Friday, July 16, 2010

The Fuller Memorandum

I inhaled Stross' latest in about seven hours - a terrific blast of eldritch horror and computer geekery that once more filled me with envy that I haven't got around to the rewrite of my Hong Kong horror novel. Maybe I'll start tomorrow.

This is the third Laundry novel, and without a doubt the darkest yet; it's no longer just a riff on Lovecraft + a famous thriller writer, as per the first two. As such I think it's better than The Jennifer Morgue, and perhaps better than The Atrocity Archive, but at the same time slightly less enjoyable.

Given that people die in horrible ways, that shouldn't be unexpected, and it's important not to view the first Laundry novel as perfect; it was the first, so you might tend to think it the best, but the greater length and structure of The Fuller Memorandum make that more of a complete artifact.  There are twists and surprises, but it all feels like it locks together; you're not being cheated by a big reveal that you weren't warned about in some way. (Don't read the blurb on the back though - that feels like an attempt to ruin the plot more than a helpful advertisement.)

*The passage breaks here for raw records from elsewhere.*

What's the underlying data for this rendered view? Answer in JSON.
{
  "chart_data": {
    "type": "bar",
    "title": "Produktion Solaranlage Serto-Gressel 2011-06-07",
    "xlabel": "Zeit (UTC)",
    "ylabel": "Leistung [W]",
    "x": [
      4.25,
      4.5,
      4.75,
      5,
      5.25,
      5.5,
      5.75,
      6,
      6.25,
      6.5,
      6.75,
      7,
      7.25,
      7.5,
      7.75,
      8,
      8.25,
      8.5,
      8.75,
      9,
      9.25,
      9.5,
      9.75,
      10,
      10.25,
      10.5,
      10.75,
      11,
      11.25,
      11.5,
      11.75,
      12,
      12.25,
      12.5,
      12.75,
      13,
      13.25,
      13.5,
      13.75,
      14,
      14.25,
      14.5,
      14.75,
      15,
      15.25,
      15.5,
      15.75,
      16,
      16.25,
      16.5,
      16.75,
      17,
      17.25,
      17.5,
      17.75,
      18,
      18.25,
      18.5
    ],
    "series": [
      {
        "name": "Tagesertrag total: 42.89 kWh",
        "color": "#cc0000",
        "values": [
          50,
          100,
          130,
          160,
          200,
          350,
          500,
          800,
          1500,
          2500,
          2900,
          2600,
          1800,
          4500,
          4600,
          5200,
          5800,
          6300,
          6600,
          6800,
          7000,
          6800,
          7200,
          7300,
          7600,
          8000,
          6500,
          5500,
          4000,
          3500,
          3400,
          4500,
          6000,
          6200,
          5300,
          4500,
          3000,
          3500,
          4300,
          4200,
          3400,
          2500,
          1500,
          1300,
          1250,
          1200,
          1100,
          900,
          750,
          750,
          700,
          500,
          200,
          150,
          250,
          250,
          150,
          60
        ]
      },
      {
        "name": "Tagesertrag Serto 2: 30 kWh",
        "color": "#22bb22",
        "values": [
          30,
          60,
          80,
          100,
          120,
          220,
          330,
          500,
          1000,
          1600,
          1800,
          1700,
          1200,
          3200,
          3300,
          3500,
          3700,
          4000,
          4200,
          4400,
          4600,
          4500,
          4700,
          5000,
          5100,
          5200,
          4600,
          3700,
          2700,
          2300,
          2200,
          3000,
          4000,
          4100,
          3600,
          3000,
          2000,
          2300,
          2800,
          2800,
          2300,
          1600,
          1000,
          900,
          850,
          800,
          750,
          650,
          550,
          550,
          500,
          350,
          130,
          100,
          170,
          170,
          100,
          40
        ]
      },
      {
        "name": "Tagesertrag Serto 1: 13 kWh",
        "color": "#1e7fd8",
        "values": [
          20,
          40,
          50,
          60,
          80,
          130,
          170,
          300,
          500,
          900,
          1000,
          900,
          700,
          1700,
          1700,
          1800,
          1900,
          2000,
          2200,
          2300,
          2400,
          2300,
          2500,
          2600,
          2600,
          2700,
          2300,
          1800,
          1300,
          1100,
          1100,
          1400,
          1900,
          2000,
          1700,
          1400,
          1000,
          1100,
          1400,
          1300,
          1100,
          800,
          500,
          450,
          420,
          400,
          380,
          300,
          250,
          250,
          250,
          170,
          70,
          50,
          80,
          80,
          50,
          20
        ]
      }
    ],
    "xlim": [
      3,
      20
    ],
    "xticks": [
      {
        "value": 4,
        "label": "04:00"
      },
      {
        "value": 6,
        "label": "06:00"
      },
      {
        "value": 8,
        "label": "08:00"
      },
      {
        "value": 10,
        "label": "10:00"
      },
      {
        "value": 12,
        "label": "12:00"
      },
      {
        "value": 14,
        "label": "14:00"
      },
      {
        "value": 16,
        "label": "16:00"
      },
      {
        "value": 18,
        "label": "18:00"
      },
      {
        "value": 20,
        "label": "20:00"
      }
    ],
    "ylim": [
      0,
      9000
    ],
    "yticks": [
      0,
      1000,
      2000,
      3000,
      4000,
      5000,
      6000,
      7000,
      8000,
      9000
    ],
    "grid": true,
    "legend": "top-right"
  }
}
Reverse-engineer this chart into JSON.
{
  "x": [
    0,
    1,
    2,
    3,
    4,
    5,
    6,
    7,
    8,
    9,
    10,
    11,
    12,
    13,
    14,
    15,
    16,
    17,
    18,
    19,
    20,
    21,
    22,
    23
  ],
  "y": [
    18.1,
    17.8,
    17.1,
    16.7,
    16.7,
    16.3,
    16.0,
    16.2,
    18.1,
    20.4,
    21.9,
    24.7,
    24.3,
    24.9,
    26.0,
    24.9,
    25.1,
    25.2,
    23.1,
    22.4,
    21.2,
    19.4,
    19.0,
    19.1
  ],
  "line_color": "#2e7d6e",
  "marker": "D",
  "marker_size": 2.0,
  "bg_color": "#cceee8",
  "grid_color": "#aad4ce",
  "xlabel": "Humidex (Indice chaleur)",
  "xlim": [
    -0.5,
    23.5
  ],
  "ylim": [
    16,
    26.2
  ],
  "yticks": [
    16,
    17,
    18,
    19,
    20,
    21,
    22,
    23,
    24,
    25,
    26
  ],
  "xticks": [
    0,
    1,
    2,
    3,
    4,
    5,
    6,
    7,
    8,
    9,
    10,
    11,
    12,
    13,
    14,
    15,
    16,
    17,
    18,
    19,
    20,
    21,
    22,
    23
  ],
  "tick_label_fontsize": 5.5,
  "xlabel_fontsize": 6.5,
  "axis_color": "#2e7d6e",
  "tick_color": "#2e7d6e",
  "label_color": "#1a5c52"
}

There were a few things I didn't like: somehow the mentioning of Firefox ad-blockers was a piece of geekery too far, and while it's nice to be able to spot allusions to great personalities of British sf, I felt they were a little pandering, as though Stross felt that he had to have them in there when they didn't add to the plot.

But those are minor points. Given that he's taken the nuclear-bomb Concorde and run with it to somewhere much stranger, and clearly done a lot of research on the cemetaries and trains of London, the result is something really impressive. (Although it does seem all the books I read now have at least one thing in common with each other - Matthew Engels was writing about the Necropolitan line in 11 Minutes Late; I'm not sure how I'll connect Stross up with Erronomics though.) It's not something that's happy like the previous ones were, and I wonder how much seriousness I want from this.

Then again, these are novels about a rugose and squamous apocalypse, so there shouldn't be an expectation of a laugh a minute. Maybe that's why my own first draft for the Untitled Chinese Horror Story felt grim rather than uplifting. Once I've got undead amateur magicians, however, all will change.

But I shouldn't go on about me.1 Go get yourself a copy of The Fuller Memorandum now. Unless you haven't read The Atrocity Archive, in which case, read that first. And maybe, maybe read some Lovecraft, although I'm not sure whether that really adds much now.

1 Yes, there is a certain irony to that statement given what I've been writing about this year.